Somewhere on the outskirts of Orbit City, a round, blue-and-white industrial building sits atop a reddish pastel base, surrounded by a lush green landscape. Inside, George Jetson leans back in his chair and contemplates his worth to his employer, Spacely Space Sprockets, Inc.
Jetson is a digital index operator. He works in the back office, and his function there is to push buttons — two, to be precise. Spacely Space Sprockets, Inc. is not a financial institution, but it might as well be, for Jetson is doing a low-tech job in what should be a high-tech environment. His employment may be safe for now, but for the company to effectively compete, it will have to significantly up its game.
Am I calling out financial institutions here? You bet. Not all are like that, of course, but from my perch at a startup fintech that focuses on the mechanics of foreign exchange trading, I see numerous banks acting like it is still 1973, when the Society for Worldwide Interbank Financial Telecommunication (SWIFT) was formed.
Many banks do not seem to grasp where their world is going and often say, “My compliance department will not allow me to (fill in the blank).” However, at many of the biggest ones, CEOs acknowledge their banks are really tech companies first and finance companies second. Celent projects the financial services industry will spend nearly $300 billion in 2021 on IT, up from about $260 billion just three years earlier.
Institutions investing in technology often do so like there is no tomorrow, but that has forced a corollary: Banks that fail to embrace technology could find there really is no tomorrow for them.
If It Ain’t Broke, Fix It Anyway
So, why the hesitation? At many financial institutions, compliance runs the show to an outsized degree, and innovation is forced to work around it.
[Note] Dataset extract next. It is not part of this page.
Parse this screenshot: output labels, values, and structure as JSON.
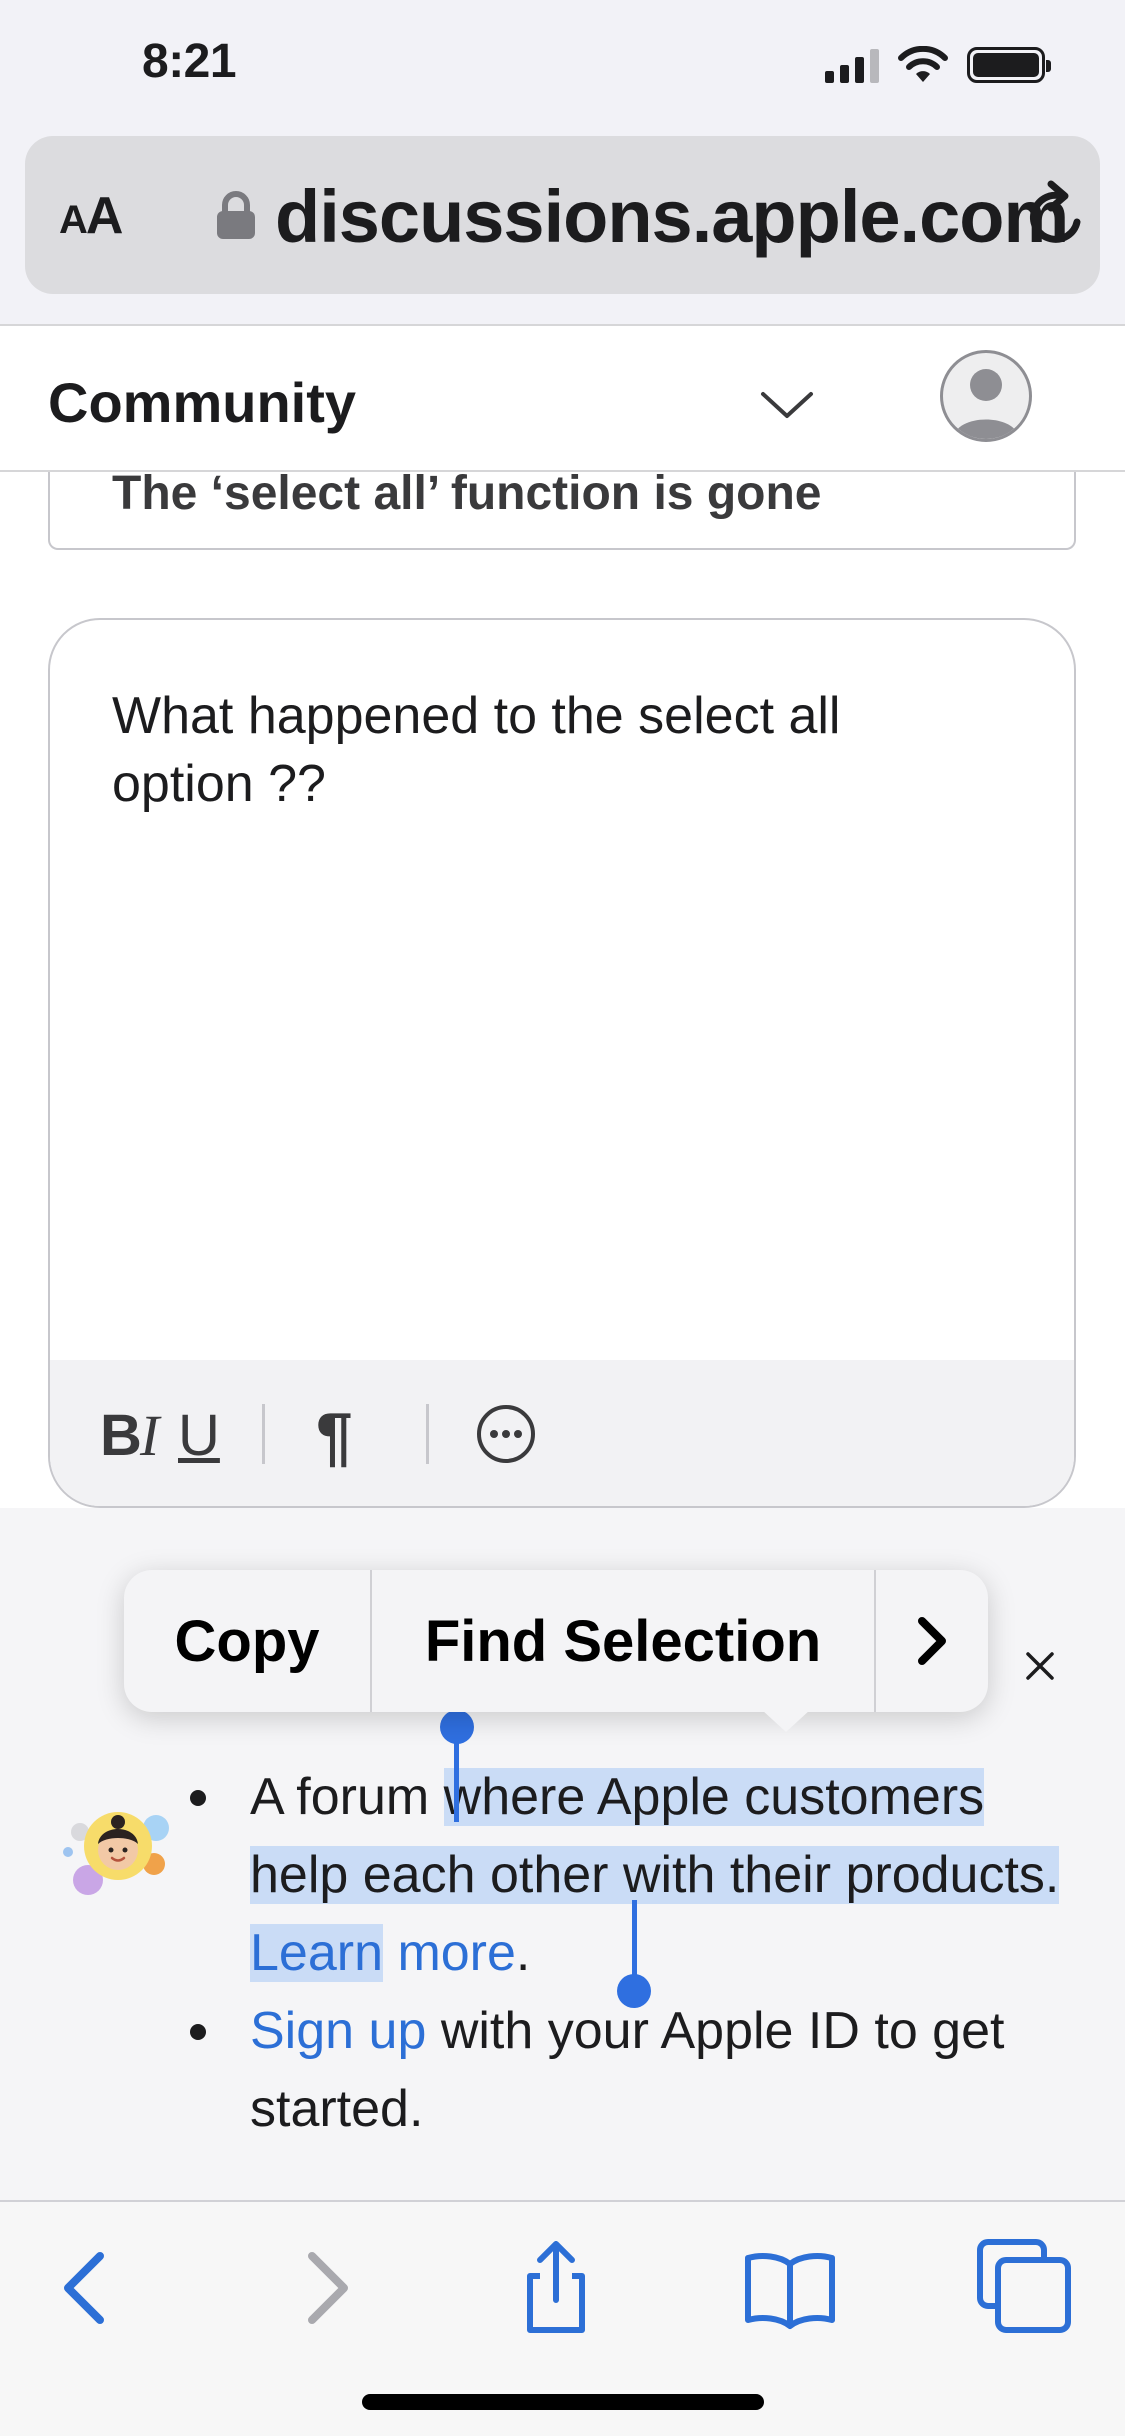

Rigidity in the decision-making process is the order of the day, a result of an operational philosophy that lends primacy to internally focused legacy systems. Furthermore, there is a reluctance to invest in new technology that makes old investments obsolete. It’s perceived as throwing away money; this is the sunk cost fallacy at work.
Fintech companies are changing the way the financial services industry runs, though, and that means adaptation is key for incumbent financial companies. Flexibility and innovation are paramount.
Here are three examples where financial institutions frequently come up short:
• In the back office, computers run systems built with an antiquated programming language. Few employees know how to “speak” it; the language is not being taught in school, and most of its purpose now is to maintain existing applications.
• Straight-through processing of transactions should be easy in a digital-first society, yet it remains a pipe dream in financial services.
• Blockchain technology buttresses the efficiency of a financial transaction; it can go through without breaks, reconciliation errors or corrections, because the parties involved are looking at a single source of truth. But at many financial services groups, there remains staunch resistance to switching to blockchain.
On that topic, blockchain technology has an additional benefit: Because it increases the odds that a transaction will be processed seamlessly, it allows banks to cut their human capital costs, which can increase competitiveness.
Spending Money To Make Money
Still, lower expenses are not the only reason financial institutions should invest more in technology. It can also benefit the income side of the ledger. For example, the original bank we used at my company recently lost a revenue opportunity when we went shopping for corporate credit cards. As a new company with no established corporate credit, we were denied despite keeping our assets with the bank.
We turned to a payments startup that required no personal guarantee; the credit line is simply pegged to our corporation’s bank account. We can have a certain percentage of that account outstanding on our corporate cards. This redefining of how credit cards can work is just one example of how technology is transforming the financial services landscape.
How do banks fight back? It’s not an easy transition, culturally or functionally, but it is possible. An absolute prerequisite: The shift has to start at the top. In the earlier example, Cosmo Spacely has to drive change — if he doesn’t, no one else will. In the real world, JPMorgan Chase and Goldman Sachs would not be the tech companies they are today had Jamie Dimon and Lloyd Blankfein, respectively, not sold stakeholders on tech metamorphosis.
These companies had a key advantage over smaller financial firms looking to go tech: top-notch underlying businesses. It’s hard to invest in technology if you are constantly looking to cut costs to feed dividend hikes and share buybacks. IT spending at financial institutions isn’t always about playing defense, though. It can create new revenue opportunities that make and save money.
For community and smaller big banks, this means investing in fresh customer interfaces. At the biggest institutions, where market share is more or less set, tech can be used to improve relevancy through e-trading platforms. Adopting blockchain in the back office can streamline operations and cut expenses. And at many institutions, AI can be used to improve credit assessment rather than to improve the chatbot experience.
If banks do not evolve, they will be left with “bill pay” as their primary service function. Like Spacely Space Sprockets, Inc., companies of the future will become companies of the past. Just ask George Jetson, if you can find him.